オープニング、私にはいかにも丁度よいスピードで、かつては線路だったという道に車を走らせる二人の女。その後の物語を見ているうち、それは死ななければ国境を越えられない世界において愛と共に自由にあるためにはどちらに行くでもない、ほかでもない国境の上をゆくしかないということを言っているかのように思われた(そのようなことはできないし、そういう場面ではないと分かっても、それでも)。

母が幼いタニアに聞かせる「杉の国」レバノンの物語の、転んだ娘がどこへ行ったか分からないという結末は、子の疑問に親が答えられないことを暗示しているようだ。爆弾はどこから来るの?と聞かれてもここは大丈夫だと安心させるしかないのだから。「行方不明の人」の顔の貼紙、遊んではいけない相手。

そのような理不尽な環境では、愛する人とほんの少しでも離れていることが大変なストレス、辛苦になる。この映画が一番に訴えているのはそれであるように私には思われた。ゆえに手に届くところに帰ってくればの喜びもひとしおであり、その双方が続けて描かれる冒頭の母と姉妹のダンスシーンが素晴らしい。一方で待つのに疲弊した妻は「隣」に心を置くようになる。

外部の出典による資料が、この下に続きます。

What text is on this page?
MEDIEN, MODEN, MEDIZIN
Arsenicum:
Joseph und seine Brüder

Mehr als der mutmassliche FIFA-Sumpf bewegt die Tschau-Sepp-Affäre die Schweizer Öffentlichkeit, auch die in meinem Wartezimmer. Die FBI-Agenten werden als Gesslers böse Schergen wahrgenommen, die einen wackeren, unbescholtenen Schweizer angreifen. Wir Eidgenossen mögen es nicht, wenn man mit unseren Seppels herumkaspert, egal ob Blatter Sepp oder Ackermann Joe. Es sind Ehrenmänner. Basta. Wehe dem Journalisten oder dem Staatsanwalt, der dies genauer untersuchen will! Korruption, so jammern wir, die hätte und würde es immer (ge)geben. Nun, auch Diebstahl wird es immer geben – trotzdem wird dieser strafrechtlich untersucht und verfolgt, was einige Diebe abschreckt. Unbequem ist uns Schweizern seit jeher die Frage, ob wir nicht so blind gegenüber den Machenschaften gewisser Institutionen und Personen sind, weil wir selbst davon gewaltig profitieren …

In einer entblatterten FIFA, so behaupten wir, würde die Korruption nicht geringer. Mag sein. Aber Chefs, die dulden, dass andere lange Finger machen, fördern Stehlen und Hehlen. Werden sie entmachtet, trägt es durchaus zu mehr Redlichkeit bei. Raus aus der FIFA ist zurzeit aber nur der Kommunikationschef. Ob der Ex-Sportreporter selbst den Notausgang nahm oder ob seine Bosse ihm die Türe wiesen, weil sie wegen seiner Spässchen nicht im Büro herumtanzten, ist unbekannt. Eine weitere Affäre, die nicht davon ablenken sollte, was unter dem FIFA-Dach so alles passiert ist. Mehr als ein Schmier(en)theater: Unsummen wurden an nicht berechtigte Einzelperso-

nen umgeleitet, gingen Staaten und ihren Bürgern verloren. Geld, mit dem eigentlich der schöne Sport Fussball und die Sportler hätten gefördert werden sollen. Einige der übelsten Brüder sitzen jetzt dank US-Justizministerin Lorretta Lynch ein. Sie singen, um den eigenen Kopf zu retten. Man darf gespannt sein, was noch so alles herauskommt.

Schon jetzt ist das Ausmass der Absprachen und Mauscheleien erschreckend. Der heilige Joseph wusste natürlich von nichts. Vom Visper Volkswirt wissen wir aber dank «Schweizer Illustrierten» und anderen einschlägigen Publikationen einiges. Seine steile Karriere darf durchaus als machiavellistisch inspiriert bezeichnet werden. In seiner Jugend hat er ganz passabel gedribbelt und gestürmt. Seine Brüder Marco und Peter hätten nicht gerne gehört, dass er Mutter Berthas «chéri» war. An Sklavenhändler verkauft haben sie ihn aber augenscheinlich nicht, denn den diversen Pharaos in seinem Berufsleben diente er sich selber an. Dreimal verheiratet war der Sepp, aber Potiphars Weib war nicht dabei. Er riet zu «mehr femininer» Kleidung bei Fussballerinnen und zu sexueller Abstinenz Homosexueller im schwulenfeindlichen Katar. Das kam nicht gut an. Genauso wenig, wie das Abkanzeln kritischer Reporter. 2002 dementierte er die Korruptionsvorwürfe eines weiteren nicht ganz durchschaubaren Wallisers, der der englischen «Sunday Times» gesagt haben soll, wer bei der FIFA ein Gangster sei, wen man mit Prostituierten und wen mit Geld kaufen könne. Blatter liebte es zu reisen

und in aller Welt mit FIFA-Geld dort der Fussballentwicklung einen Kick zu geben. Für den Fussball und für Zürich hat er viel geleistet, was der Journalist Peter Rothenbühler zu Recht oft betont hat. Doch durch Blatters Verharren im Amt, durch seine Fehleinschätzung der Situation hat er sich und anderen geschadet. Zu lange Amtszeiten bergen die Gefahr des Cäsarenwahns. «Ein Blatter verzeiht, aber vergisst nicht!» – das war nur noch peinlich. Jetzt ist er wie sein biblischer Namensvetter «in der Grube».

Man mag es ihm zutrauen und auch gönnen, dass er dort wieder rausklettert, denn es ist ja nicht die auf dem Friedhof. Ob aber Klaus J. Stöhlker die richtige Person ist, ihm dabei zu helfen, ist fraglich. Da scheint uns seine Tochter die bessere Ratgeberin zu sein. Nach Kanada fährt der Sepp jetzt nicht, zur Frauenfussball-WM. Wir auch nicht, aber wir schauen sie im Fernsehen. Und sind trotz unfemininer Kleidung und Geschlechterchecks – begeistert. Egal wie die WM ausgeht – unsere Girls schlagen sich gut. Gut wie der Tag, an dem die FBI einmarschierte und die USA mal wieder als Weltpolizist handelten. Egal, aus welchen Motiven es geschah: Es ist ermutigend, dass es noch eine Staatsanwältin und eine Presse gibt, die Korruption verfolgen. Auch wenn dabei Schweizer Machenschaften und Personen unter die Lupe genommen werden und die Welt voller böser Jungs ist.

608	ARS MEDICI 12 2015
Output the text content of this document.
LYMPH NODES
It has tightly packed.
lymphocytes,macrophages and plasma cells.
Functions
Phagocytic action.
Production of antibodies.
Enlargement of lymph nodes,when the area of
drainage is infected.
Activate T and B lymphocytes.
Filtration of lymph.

東京国際映画祭の上映作のうち、希望や楽しさがあるのはこれだけという気がなぜかしてチケットを取ったんだけど、「確固たる戦争」に苦しめられる人々の話なので辛いことばかり。しかし女二人が自分達を痛めつけるものを直に見てやろうとばかりに紛争地帯へ車を走らせる僅かな道中、ひととき笑いが生まれる。タニア(ザルファ・シウラート)はミリアム(サラ・アドラー)の口から、消えた少女の魂はどこにあるかを聞くのだった。